The nation’s capital is quickly shutting down, now that forecasters are calling for one to two feet of snow overnight. Local authorities warn residents to prepare to “shelter in place” for three days.

Expect housing-minded Washingtonians to be hunkered down in their homes this weekend huddled around the fire reading the Obama Administration’s proposal for the future of Fannie Mae and Freddie Mac. Oh wait, that long-awaited plan didn’t materialize this week. (READ MORE)

Already some folks are taking shots at the Administration for not coming through with new ideas as promised for how to deal with the two housing GSEs.  But is that fair?

Frankly, a reengineering of the secondary market is going to take some serious time. And brains. It’ll require some of the brightest minds in finance and public policy to figure out how to keep the liquidity Fannie and Freddie provide while losing the inherently harmful incentives of the old regime.  The trouble is that most of the officials responsible for crafting a solution are the very same ones working overtime helping to keep the current housing market afloat amidst a very fragile economy.

So our one message to Washington’s housing policymakers: take your time and get it right. Too much is at stake, for the millions of Americans whose futures rely on a strong housing finance system.

OK, allow us to give officials one more message, as we sip our hot cocoa and ponder things:  tell the American housing story better.

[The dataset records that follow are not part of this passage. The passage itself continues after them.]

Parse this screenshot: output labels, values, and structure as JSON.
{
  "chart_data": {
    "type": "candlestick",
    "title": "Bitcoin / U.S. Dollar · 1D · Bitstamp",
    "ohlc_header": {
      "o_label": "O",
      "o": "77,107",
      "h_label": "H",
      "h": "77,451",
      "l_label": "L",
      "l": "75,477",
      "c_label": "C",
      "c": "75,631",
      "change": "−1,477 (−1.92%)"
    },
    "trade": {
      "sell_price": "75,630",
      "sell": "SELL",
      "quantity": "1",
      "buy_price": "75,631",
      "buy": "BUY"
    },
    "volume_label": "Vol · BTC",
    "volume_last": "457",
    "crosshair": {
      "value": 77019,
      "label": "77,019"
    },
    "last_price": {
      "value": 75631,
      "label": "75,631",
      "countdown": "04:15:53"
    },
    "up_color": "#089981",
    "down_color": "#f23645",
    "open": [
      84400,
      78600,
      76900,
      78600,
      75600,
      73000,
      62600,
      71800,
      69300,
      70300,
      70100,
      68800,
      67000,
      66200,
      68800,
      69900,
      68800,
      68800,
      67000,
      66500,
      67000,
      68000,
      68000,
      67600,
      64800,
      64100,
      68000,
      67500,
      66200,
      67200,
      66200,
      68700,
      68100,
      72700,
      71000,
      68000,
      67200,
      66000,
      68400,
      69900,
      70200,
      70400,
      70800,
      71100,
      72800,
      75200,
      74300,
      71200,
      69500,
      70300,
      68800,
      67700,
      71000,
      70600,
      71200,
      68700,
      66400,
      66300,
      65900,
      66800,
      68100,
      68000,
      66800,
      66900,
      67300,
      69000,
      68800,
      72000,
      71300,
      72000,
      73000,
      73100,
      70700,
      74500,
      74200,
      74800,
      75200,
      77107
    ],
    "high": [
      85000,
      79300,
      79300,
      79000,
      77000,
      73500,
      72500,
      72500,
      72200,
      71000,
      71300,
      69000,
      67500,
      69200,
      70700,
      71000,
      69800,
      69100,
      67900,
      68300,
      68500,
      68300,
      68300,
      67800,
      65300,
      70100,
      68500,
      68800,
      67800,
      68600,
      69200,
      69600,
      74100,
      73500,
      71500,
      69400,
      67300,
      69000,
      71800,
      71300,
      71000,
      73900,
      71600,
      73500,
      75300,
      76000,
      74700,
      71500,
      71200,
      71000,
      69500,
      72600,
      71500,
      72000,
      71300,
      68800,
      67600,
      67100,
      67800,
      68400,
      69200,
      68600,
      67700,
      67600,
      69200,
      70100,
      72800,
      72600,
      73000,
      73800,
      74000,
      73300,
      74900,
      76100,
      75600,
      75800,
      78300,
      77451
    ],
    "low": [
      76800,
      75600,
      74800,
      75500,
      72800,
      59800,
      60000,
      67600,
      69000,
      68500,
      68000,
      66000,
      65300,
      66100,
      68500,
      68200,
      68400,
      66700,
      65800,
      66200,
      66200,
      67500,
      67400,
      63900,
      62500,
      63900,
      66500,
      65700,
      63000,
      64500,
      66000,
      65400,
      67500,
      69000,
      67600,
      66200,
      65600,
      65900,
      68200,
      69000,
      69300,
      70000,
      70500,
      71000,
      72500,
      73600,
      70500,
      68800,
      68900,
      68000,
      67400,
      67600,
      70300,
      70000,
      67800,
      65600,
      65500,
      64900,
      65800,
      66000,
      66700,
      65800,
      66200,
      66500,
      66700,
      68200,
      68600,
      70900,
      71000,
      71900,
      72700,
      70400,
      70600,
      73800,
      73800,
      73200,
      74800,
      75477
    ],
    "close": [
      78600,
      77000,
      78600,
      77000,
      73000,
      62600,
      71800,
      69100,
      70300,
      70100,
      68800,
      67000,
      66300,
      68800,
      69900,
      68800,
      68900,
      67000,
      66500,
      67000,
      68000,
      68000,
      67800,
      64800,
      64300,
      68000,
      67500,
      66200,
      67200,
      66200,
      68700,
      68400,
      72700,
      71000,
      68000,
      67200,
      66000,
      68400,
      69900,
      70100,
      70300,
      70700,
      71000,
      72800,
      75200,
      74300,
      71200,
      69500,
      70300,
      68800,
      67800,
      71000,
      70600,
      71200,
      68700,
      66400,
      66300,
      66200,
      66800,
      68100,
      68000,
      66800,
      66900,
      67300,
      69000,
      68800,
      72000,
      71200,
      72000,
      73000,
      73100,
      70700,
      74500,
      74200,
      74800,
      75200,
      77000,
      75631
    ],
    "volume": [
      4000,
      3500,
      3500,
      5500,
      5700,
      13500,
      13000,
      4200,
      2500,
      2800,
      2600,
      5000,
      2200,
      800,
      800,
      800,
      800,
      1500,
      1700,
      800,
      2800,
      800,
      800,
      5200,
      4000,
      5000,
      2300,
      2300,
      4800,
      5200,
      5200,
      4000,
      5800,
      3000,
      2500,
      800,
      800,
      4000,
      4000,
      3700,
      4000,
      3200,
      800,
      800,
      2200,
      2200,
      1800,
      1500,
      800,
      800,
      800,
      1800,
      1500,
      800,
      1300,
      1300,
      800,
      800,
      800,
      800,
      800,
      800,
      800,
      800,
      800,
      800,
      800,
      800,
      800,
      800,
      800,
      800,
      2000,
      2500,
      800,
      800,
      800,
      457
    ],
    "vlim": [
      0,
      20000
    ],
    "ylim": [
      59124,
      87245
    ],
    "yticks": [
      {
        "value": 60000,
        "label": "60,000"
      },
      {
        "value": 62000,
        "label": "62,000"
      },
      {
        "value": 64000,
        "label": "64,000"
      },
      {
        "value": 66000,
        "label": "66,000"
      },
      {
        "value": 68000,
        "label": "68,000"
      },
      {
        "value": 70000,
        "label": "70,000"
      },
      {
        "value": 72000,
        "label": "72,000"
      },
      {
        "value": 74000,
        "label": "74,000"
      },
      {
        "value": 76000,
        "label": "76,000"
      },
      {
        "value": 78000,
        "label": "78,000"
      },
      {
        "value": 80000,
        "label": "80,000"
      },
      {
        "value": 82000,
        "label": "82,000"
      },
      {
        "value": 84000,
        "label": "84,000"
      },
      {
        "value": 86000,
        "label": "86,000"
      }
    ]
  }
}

Housing’s image certainly is as battered as it’s ever been. Responsibility for this last recession is rightfully borne by a mortgage market on steroids that was too often lacking in common sense. Thankfully most of us have done our penance and confessed our sins over the past two years. It’s time to begin having the pride and courage to begin again reminding others of the fundamental value of housing to the economy and the democracy. 

Putting good housing policy at the top of the nation’s agenda will do as much as any grand securitization scheme to rebuild global investors’ interest in the U.S. housing market.  Private capital will return when investors are confident that the U.S. government means what is says in promoting affordable housing and building the foundation for sustainable homeownership.

It’s time to move on. The President and Congress alike should ease away from the blame game.  When global investors ran for the hills, it wasn’t because of sophisticated analysis. They just didn’t like the headlines they were catching in the Financial Times and on CNBC.  Washington should keep that in mind when it chooses between the pseudo-populism of bank bashing versus a positive message for a new American Dream.

The latter isn’t just flag-waving, as some often cynically assume. Everyone in America strives to live in safe, decent and affordable housing. Our leaders need to tap into that basic desire of Americans by speaking optimistically about the future of a housing system that will be fair and accessible for everyone. Or at least those who have done their own due diligence and are financially prepared for the largest investment of their life.

Tell that story, while of course developing new, tangible plans that deliver on the promise.  Keeping the dream alive is as important to building confidence, as are technical proposals for structural change.